We have gotten used to the practice of medicine being conducted in a certain way. You do not feel well, so you go to the doctor, often for a visit of ten or fifteen minutes. The doctor is frequently looking at notes on his or her desk, more than at you. Some tests may be prescribed and maybe your medical practitioner/pharmaceutical salesman may consult with his catalog of expensive products to find a drug for you. Frequently, sadly, these drugs are some form of poison. In other words, they are not nourishment for the body like food, but mild poisons that are intended to kill or purge things from your body.
Things have not always been this way and they are still not this way in other cultures. We do not have to look that far back to a time when the practice of medicine was intricately woven with the practice of religion. Hospitals were run by monks and nuns, and healing from disease, although it might have included the application of herbs and other medicines, also involved prayer. The purging was not only of the poisons in the body, but also the feelings of hatred and craving from the psyche as well. Even today, in many cultures, the healer is a shaman: a high priest/priestess, as well as an expert in tinctures.
In writing a book together with Dr. Jan Bonhoeffer, founder of Heart Based Medicine, it has been earth-shattering – eye-opening – shocking to realize that we have come to accept that our primary healthcare provider is stressed out, not very present, and a knowledge database under the catalog of poisons. Writing a book like this requires, above all, the capacity to think in original and unprecedented ways. It is what we call “thinking outside the box.” In fact, every client I work with is doing some variation of this. Somebody is writing a book about the way that risk can be a path to liberation and personal development. Someone else is writing a book about how the insights in developing virtual reality can help us view all of life as a form of simulation.
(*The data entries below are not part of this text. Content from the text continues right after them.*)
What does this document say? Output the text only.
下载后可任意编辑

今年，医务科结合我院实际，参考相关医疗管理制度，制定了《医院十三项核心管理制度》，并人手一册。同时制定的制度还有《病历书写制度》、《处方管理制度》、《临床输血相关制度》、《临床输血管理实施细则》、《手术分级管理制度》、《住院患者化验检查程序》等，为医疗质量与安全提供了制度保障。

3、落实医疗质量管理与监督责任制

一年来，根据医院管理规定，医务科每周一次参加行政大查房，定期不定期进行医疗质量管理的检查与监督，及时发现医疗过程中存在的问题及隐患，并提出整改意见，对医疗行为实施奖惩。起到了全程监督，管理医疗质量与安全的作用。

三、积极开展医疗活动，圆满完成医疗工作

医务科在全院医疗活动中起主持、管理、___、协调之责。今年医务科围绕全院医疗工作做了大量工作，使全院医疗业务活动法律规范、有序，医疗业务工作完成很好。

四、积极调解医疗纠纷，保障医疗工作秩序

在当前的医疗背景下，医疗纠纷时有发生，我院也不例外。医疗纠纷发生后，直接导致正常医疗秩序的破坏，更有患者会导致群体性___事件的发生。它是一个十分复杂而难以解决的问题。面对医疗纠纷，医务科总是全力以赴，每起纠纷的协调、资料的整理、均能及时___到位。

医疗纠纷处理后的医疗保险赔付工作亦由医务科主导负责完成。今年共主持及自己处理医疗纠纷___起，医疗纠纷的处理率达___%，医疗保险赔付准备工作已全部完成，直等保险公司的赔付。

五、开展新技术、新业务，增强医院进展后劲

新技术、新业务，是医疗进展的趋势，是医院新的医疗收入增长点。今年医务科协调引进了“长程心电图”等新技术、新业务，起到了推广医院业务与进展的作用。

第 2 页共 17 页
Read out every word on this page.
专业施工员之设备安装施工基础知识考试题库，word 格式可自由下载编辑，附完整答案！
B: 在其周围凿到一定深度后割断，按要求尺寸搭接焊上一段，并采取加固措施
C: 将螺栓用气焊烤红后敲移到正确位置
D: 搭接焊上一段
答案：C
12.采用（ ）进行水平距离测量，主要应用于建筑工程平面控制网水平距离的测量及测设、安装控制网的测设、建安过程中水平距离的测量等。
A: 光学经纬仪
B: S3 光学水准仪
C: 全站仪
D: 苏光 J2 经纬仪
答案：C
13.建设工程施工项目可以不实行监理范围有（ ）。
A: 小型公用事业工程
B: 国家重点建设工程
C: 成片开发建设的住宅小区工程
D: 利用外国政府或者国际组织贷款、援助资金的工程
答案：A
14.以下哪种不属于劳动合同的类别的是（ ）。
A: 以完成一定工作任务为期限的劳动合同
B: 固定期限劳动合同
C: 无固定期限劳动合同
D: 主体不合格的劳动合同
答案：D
Each and every one of the people I work with has to develop the capacity to think outside the box, and it is not easy. All day, every day, you are being bombarded with stimuli to keep you firmly inside the box. Conversations with friends, social media, showing up for work, being in a relationship, raising children, going to school meetings, in one way or another, all of these environments provide opportunities for group thinking.
Particularly, this is true in healthcare. How many times have you been to the doctor’s office faced with an enormous bill with something that does not make any sense, in which you aim to question it only to hear the response, “I know, it is crazy with these insurance agencies, but that is just how it is.”
That is just how it is, is the mantra of in the box thinking. “Who says it has to be this way, let’s change it” is the mantra of out of the box thinking. When faced with so much impetus to think in conventional ways, how are we going to break the mold? The answer my friends is really quite simple.
GET UP EARLY
That’s right, a big key to disruptive thinking has to do with when you wake up in the morning. If you are writing a book, working on a movie, developing a website, doing anything where you aim to be original, or you do anything to make an original contribution, try to do it early in the morning. What do I mean by early? I mean wake up at least 1 hour before the sun rises. That is a good time to sit and center yourself. Get your body flexible through dance or Qi-Gong, drink some water with lemon to wake up your liver and the other organs of digestion. Then, by the time the sun first pokes above the trees, be ready. Fifteen minutes of receptivity of that time of the day, as long as you are awake and prepared, will frequently generate a torrent of original creative and brilliant thoughts that only need to be captured on a voice recorder or writing fast with a pen. Once you have opened your email and said good morning to everybody, and enter back into “in the box situations,” it becomes difficult and almost impossible to generate this kind of innovation.
The core insights of the work we can do today in thinking outside the box can be almost entirely generated in short bursts around the time the sun is rising to make valuable change for systems around us.